How It Works

The big picture

syndicAI provisions dedicated GPU instances on the spot market, deploys optimized inference engines (vLLM or llama.cpp), and exposes an OpenAI-compatible API for your squad. The entire lifecycle — from provisioning to billing — is managed through syndicAI's control plane so you never touch infrastructure directly.

Your tools (Cursor, aider, SDK)
    ↓  HTTPS + API Key
Squad Server (GPU Node)
    ├── Satellite Proxy (NestJS) — auth, rate limiting, telemetry
    └── Inference Engine (vLLM)  — model serving, token generation
    ↓  Management data only
syndicAI Control Plane
    ├── API (Cloudflare Workers)  — CRUD, billing, lifecycle
    ├── Dashboard (Angular SPA)   — squad management UI
    └── Database (Cloudflare D1)  — accounts, squads, usage

The key architectural principle: token data (your prompts, code, and model responses) never leaves the GPU node. Only management data (usage counts, health checks, lifecycle events) flows to syndicAI's central systems.

Satellite architecture

Each Squad Server runs a "satellite" — a lightweight NestJS proxy that sits between your tools and the inference engine. The satellite handles:

  • Authentication: Validates API keys against syndicAI's control plane
  • Request routing: Forwards validated requests to the local vLLM instance
  • Usage telemetry: Counts tokens processed and reports aggregate usage (not content) to central
  • Health monitoring: Reports server health status for the dashboard

The satellite runs on the same GPU node as the inference engine. There's no intermediate hop, no third-party routing, and no central proxy. Your requests go directly to your dedicated hardware.

Inference engine

syndicAI uses vLLM as the primary inference engine for most models. vLLM provides:

  • Continuous batching: Multiple squad members' requests are batched efficiently, so 5–10 concurrent users experience minimal performance degradation
  • PagedAttention: Efficient GPU memory management for long context windows
  • Speculative decoding: Faster token generation for supported models
  • OpenAI-compatible API: Native /v1/chat/completions and /v1/models endpoints

For smaller models (like Qwen2.5-Coder-32B), llama.cpp may be used for its lower overhead.

Lifecycle

A Squad Server goes through these states:

  1. Creating — GPU instance is being provisioned on the spot market
  2. Provisioning — Docker container is deploying, model weights are loading
  3. Active — Server is running and accepting requests
  4. Idle — No requests received for the idle timeout period; server is running but quiet
  5. Stopped — Server has been auto-stopped after reaching the daily GPU-hour limit
  6. Restarting — Server is spinning back up (on the next day or by manual trigger)

Auto-start and auto-stop ensure you only consume GPU-hours when your squad is actively coding.

Security model

  • TLS everywhere: All connections use HTTPS — from your tools to the satellite, and from the satellite to syndicAI's APIs
  • API key authentication: Each squad member has their own API key.

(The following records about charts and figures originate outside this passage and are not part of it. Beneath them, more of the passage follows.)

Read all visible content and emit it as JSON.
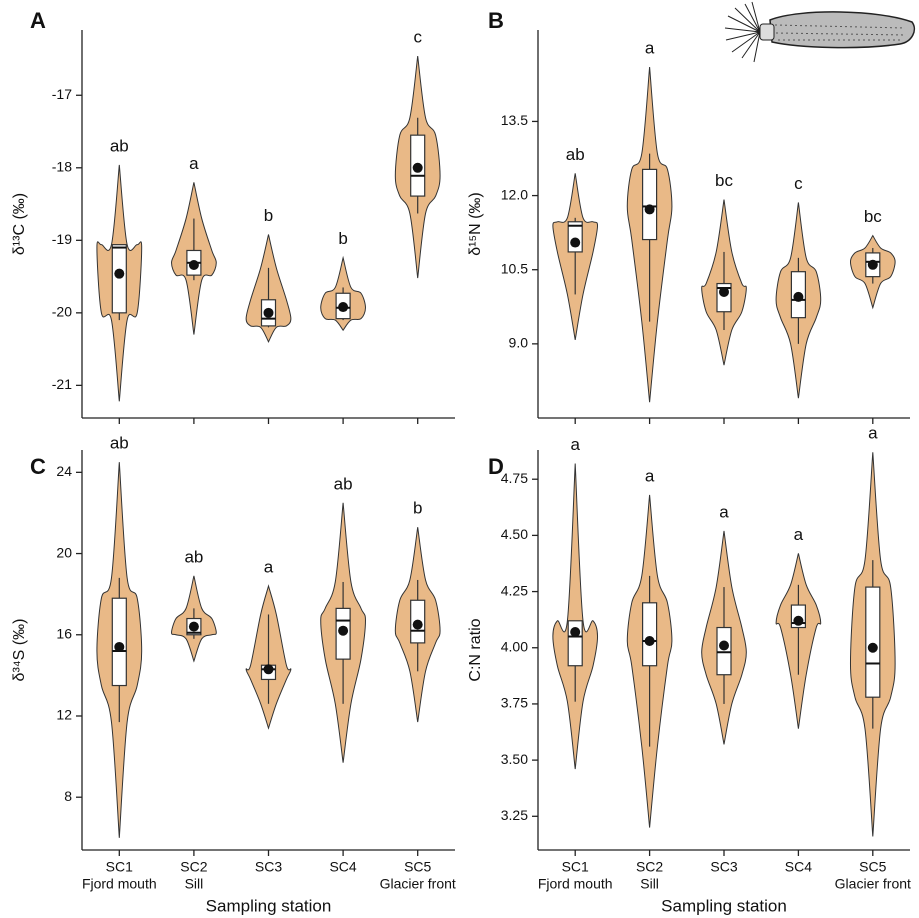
{
  "chart_data": [
    {
      "type": "violin",
      "panel": "A",
      "ylabel": "δ¹³C (‰)",
      "ylim": [
        -21.45,
        -16.1
      ],
      "yticks": [
        -21,
        -20,
        -19,
        -18,
        -17
      ],
      "group_labels": [
        "ab",
        "a",
        "b",
        "b",
        "c"
      ],
      "violin_min": [
        -21.22,
        -20.3,
        -20.4,
        -20.24,
        -19.52
      ],
      "violin_max": [
        -17.96,
        -18.2,
        -18.92,
        -19.24,
        -16.46
      ],
      "whisker_low": [
        -20.1,
        -19.55,
        -20.2,
        -20.1,
        -18.63
      ],
      "whisker_high": [
        -19.06,
        -18.7,
        -19.38,
        -19.65,
        -17.31
      ],
      "q1": [
        -20.0,
        -19.48,
        -20.18,
        -20.08,
        -18.39
      ],
      "median": [
        -19.1,
        -19.31,
        -20.08,
        -19.93,
        -18.11
      ],
      "q3": [
        -19.06,
        -19.14,
        -19.82,
        -19.73,
        -17.55
      ],
      "mean": [
        -19.46,
        -19.34,
        -20.0,
        -19.92,
        -18.0
      ],
      "color": "#e9b987"
    },
    {
      "type": "violin",
      "panel": "B",
      "ylabel": "δ¹⁵N (‰)",
      "ylim": [
        7.5,
        15.35
      ],
      "yticks": [
        {
          "value": 9,
          "label": "9.0"
        },
        10.5,
        {
          "value": 12,
          "label": "12.0"
        },
        13.5
      ],
      "group_labels": [
        "ab",
        "a",
        "bc",
        "c",
        "bc"
      ],
      "violin_min": [
        9.08,
        7.82,
        8.57,
        7.9,
        9.73
      ],
      "violin_max": [
        12.45,
        14.6,
        11.92,
        11.86,
        11.19
      ],
      "whisker_low": [
        10.0,
        9.45,
        9.28,
        9.0,
        10.22
      ],
      "whisker_high": [
        11.55,
        12.85,
        10.86,
        10.74,
        10.94
      ],
      "q1": [
        10.86,
        11.11,
        9.65,
        9.53,
        10.36
      ],
      "median": [
        11.39,
        11.78,
        10.13,
        9.89,
        10.66
      ],
      "q3": [
        11.47,
        12.53,
        10.22,
        10.46,
        10.84
      ],
      "mean": [
        11.05,
        11.72,
        10.05,
        9.95,
        10.6
      ],
      "color": "#e9b987"
    },
    {
      "type": "violin",
      "panel": "C",
      "ylabel": "δ³⁴S (‰)",
      "xlabel": "Sampling station",
      "categories": [
        "SC1",
        "SC2",
        "SC3",
        "SC4",
        "SC5"
      ],
      "category_sublabels": [
        "Fjord mouth",
        "Sill",
        null,
        null,
        "Glacier front"
      ],
      "ylim": [
        5.4,
        25.1
      ],
      "yticks": [
        8,
        12,
        16,
        20,
        24
      ],
      "group_labels": [
        "ab",
        "ab",
        "a",
        "ab",
        "b"
      ],
      "violin_min": [
        6.0,
        14.7,
        11.4,
        9.7,
        11.7
      ],
      "violin_max": [
        24.5,
        18.9,
        18.4,
        22.5,
        21.3
      ],
      "whisker_low": [
        11.7,
        15.8,
        12.6,
        12.6,
        14.2
      ],
      "whisker_high": [
        18.8,
        17.3,
        17.0,
        18.6,
        18.7
      ],
      "q1": [
        13.5,
        16.0,
        13.8,
        14.8,
        15.6
      ],
      "median": [
        15.2,
        16.1,
        14.3,
        16.7,
        16.2
      ],
      "q3": [
        17.8,
        16.8,
        14.5,
        17.3,
        17.7
      ],
      "mean": [
        15.4,
        16.4,
        14.3,
        16.2,
        16.5
      ],
      "color": "#e9b987"
    },
    {
      "type": "violin",
      "panel": "D",
      "ylabel": "C:N ratio",
      "xlabel": "Sampling station",
      "categories": [
        "SC1",
        "SC2",
        "SC3",
        "SC4",
        "SC5"
      ],
      "category_sublabels": [
        "Fjord mouth",
        "Sill",
        null,
        null,
        "Glacier front"
      ],
      "ylim": [
        3.1,
        4.88
      ],
      "yticks": [
        3.25,
        {
          "value": 3.5,
          "label": "3.50"
        },
        3.75,
        {
          "value": 4,
          "label": "4.00"
        },
        4.25,
        {
          "value": 4.5,
          "label": "4.50"
        },
        4.75
      ],
      "group_labels": [
        "a",
        "a",
        "a",
        "a",
        "a"
      ],
      "violin_min": [
        3.46,
        3.2,
        3.57,
        3.64,
        3.16
      ],
      "violin_max": [
        4.82,
        4.68,
        4.52,
        4.42,
        4.87
      ],
      "whisker_low": [
        3.76,
        3.56,
        3.75,
        3.88,
        3.64
      ],
      "whisker_high": [
        4.12,
        4.32,
        4.27,
        4.28,
        4.39
      ],
      "q1": [
        3.92,
        3.92,
        3.88,
        4.09,
        3.78
      ],
      "median": [
        4.05,
        4.03,
        3.98,
        4.11,
        3.93
      ],
      "q3": [
        4.12,
        4.2,
        4.09,
        4.19,
        4.27
      ],
      "mean": [
        4.07,
        4.03,
        4.01,
        4.12,
        4.0
      ],
      "color": "#e9b987"
    }
  ]
}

Keys are validated against syndicAI's control plane on each request
  • Satellite-first data isolation: Token data (prompts, completions, code context) stays on the GPU node. syndicAI's central systems never see, store, or process your code
  • No logging of token content: The satellite reports aggregate usage metrics (token counts, request counts) but never logs the content of requests or responses
  • Managed infrastructure: GPU instances run in isolated containers with no shared tenancy. Your squad's server is yours alone

GPU spot market

syndicAI provisions GPU instances from the spot market — the same datacenter-class hardware (NVIDIA A100, H100) used by major AI labs, available at a fraction of on-demand pricing.

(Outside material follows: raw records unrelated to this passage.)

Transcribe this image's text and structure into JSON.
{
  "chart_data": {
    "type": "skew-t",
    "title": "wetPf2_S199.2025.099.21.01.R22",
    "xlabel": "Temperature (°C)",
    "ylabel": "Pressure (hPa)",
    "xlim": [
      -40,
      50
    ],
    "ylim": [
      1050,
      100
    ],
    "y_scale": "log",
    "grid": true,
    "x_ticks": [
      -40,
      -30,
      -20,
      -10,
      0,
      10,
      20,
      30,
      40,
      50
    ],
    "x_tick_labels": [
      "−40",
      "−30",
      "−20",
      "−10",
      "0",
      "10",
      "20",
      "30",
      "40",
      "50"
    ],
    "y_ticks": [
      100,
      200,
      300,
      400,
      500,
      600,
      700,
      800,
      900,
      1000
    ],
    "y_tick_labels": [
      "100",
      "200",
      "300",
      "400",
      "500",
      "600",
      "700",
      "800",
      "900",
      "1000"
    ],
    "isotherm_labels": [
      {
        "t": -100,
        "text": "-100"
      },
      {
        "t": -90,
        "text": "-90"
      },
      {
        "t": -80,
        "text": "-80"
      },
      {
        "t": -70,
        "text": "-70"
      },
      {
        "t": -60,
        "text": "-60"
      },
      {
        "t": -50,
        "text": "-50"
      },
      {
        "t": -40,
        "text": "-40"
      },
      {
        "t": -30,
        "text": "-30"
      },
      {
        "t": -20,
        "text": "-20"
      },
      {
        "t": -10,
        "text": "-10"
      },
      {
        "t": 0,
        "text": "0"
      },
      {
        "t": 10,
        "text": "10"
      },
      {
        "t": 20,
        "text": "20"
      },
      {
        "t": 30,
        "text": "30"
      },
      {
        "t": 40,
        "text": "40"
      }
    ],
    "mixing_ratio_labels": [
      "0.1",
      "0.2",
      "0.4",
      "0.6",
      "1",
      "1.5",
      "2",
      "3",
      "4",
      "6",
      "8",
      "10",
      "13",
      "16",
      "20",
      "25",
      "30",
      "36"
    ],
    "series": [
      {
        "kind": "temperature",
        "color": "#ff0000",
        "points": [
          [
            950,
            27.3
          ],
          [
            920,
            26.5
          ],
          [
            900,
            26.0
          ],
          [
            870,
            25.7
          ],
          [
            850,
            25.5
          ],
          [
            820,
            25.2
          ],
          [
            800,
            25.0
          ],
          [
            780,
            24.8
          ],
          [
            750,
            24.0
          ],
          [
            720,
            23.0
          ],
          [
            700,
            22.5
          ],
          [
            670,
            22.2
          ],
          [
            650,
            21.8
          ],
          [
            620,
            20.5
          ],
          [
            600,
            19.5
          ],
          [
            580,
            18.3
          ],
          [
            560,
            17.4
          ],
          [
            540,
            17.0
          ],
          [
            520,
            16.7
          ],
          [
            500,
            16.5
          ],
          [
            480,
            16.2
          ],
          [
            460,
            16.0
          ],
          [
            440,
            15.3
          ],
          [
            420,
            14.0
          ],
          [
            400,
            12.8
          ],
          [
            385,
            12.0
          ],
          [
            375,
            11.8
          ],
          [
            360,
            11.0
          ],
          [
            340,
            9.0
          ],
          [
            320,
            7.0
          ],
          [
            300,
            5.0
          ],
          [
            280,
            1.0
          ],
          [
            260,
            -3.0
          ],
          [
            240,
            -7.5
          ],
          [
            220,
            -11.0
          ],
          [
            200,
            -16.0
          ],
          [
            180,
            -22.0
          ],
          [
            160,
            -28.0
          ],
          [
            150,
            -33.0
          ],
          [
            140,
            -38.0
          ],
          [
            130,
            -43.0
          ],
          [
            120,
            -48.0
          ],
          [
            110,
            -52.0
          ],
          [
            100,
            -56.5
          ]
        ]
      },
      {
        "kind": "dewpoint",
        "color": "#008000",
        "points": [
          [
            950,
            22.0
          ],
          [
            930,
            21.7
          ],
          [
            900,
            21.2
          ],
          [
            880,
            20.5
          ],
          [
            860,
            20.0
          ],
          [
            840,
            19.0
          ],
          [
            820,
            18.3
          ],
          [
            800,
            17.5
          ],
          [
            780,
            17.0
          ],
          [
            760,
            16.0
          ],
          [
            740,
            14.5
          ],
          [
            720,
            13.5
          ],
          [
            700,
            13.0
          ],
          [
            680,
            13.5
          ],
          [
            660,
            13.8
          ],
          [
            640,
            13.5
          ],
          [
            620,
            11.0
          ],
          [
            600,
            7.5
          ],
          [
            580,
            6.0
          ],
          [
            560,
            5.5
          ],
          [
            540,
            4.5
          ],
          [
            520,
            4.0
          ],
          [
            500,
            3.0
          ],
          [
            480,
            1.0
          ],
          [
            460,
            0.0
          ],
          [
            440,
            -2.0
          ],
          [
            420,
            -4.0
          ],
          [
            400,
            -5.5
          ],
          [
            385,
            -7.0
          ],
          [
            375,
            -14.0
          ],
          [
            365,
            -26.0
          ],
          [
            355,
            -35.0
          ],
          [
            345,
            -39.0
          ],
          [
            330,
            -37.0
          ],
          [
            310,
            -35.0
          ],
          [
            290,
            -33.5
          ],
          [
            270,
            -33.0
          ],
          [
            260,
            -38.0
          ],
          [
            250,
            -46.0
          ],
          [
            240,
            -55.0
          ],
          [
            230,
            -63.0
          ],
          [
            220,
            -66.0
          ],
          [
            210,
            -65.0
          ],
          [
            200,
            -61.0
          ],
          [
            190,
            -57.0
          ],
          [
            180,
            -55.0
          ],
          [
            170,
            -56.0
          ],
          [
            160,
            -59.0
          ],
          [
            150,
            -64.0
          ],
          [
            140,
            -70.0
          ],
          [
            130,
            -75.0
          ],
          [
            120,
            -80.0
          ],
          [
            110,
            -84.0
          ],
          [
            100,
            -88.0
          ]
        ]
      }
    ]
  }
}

The spot market makes high-end GPUs accessible:

  • A100 80GB: Typically $1.00–1.60/hour on the spot market
  • H100 80GB: Typically $2.00–3.20/hour on the spot market
  • Multi-GPU configurations: 2× or 4× GPU setups for larger models

syndicAI handles all the complexity of spot market provisioning — instance selection, availability monitoring, automatic migration if a spot instance is reclaimed, and graceful shutdown/restart.